Letty began to wonder if she had been wise to pour out the gin. I gave her too much, she thought. She's had a bad time, her cousin and everything; she's disturbed.

‘She had seen the deposit of infant skulls just uncovered . . . Chief Commander John Coffin was there too. She told him they were infant Neanderthal skulls, decapitated babies, probably sacrificial victims, the flesh eaten.'

Letty swallowed hard.

‘I don't think he liked the idea . . .'

‘Nice man,' said Sheila soothingly.

‘I think that's what took her to the museum . . . she wanted to check up on something.'

‘Perhaps she thought there was a colony of Neanderthals living near here . . . There is Nean Street, isn't there?'

She is drunk, thought Letty.

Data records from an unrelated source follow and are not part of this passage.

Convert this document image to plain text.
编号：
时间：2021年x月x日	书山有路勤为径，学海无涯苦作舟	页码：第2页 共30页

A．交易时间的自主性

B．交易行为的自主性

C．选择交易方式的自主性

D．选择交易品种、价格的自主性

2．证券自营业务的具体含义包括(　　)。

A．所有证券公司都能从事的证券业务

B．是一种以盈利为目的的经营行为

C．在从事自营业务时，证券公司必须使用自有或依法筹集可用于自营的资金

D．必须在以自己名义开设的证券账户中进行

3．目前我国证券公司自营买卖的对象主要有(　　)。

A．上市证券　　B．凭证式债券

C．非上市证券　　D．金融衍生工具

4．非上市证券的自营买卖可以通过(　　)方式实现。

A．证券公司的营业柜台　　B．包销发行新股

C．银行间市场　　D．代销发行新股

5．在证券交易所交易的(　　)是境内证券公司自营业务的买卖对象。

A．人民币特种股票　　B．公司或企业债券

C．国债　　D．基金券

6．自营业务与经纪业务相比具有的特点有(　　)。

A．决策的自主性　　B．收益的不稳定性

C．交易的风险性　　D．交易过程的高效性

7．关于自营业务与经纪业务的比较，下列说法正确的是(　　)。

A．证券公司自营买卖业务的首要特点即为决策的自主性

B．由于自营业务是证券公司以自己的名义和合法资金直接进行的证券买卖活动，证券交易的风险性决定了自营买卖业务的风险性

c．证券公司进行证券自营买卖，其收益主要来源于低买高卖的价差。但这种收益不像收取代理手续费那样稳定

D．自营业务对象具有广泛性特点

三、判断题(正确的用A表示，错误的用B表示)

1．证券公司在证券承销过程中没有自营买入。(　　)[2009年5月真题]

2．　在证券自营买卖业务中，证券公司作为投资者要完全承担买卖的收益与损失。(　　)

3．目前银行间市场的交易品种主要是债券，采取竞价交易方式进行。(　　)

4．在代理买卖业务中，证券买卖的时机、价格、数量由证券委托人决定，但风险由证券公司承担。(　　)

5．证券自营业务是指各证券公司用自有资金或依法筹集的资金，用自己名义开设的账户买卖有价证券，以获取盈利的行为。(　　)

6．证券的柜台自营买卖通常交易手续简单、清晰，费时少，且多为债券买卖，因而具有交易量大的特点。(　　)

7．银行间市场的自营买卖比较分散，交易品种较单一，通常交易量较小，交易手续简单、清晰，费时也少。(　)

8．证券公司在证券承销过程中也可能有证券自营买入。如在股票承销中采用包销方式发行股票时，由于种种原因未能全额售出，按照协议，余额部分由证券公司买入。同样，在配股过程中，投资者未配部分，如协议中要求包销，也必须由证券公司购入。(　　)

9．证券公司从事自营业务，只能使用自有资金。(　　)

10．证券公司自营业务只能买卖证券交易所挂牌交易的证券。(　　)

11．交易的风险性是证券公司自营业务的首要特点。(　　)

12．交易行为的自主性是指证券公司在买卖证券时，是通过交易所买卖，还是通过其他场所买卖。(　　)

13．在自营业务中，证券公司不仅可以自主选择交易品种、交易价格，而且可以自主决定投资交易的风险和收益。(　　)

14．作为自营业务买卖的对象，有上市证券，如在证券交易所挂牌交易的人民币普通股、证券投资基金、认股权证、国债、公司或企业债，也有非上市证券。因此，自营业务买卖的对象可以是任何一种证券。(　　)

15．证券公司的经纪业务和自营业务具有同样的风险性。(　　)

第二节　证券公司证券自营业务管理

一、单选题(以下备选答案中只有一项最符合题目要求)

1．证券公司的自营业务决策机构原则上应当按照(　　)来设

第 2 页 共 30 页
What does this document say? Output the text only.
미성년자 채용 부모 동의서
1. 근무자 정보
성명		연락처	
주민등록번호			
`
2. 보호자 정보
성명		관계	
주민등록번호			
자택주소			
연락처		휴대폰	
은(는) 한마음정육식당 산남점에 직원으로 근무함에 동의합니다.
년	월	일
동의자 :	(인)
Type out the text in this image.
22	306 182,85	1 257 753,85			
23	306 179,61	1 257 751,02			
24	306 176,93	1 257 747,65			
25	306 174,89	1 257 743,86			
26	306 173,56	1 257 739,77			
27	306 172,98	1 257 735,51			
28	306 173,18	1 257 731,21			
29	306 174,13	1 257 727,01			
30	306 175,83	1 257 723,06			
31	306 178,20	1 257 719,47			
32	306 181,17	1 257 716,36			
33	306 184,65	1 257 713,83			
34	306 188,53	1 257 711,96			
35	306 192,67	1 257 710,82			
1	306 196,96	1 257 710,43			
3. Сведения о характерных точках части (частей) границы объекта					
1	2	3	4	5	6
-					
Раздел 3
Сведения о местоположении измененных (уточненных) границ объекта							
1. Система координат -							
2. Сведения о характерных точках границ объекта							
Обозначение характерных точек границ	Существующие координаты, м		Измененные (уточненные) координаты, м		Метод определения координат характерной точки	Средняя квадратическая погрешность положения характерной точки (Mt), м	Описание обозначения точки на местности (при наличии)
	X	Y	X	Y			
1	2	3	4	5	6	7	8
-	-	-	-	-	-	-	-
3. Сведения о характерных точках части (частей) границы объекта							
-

I overdid it there.

‘Little short men with big hands.'

‘I expert there's some of them about.' She wanted to add that they would be harmless, but she couldn't quite say so, because who knew? She saw such a specimen doing his shopping at irregular hours and she believed he lived in Nean Street, so if anyone could be called a modern-day Neanderthal it would be him. But surely a man who did his own shopping and bought frozen fish pie must be harmless?

‘Poor Lia did mix with a bad crowd, thanks to Boston,' said Sheila. ‘The police must be looking at her husband.'

‘He'd never kill his own children.'

‘You just can't tell.'

Letty tried to decide whether to offer more coffee or more gin, but Nat stood up and said she must go. ‘I do have a husband, and I'm even looking after my cousin's husband too. We go round every day, or he comes to us. And of course, the police keep coming around asking us all the questions they can think of.'

‘We've had a bit of that too,' said Letty. ‘Haven't we, Sheila? It looks as though we were the last people to see her, so naturally the police keep thinking about us. I wouldn't say they suspect us, but they certainly think we could help them. “Who are her friends? What people was she in contact with?” That sort of thing . . . I suppose they think if they ask often enough we might come up with something.'

‘I thought I might go into the church round the corner and say a prayer for Lia and light a candle,' said Sheila.

‘She's past all that,' said Natty, sadly. She kissed each cheek. ‘End of the Walkers.' They were all part of it, the Walkers.

‘Fraid so,' said Letty. ‘Already over really, anyway, wasn't it? But fun while it lasted.'

‘Over for me before it began,' said Natty.

When she had gone, the other two looked at each other. ‘I'm glad we've got our kids, aren't you?' said Letty. ‘Makes even having a husband worthwhile.'

Then they both began to laugh and advise each other to have some more gin.

This was their little holiday, their morning off. Sheila had taken her two children to a nursery school in Spinnergate and Letty had got her mother to look after hers. ‘Can't afford the nursery school. Wish I could.'

‘Neither can I,' said Sheila, ‘but I told my husband that if he didn't do something about it, I would go mad. Since he didn't want a mad wife, he agreed. They only go twice a week, but it's enough.' She had been an extremely efficient computer expert and hankered to go back, but she had given it up to look after the recalcitrant babies.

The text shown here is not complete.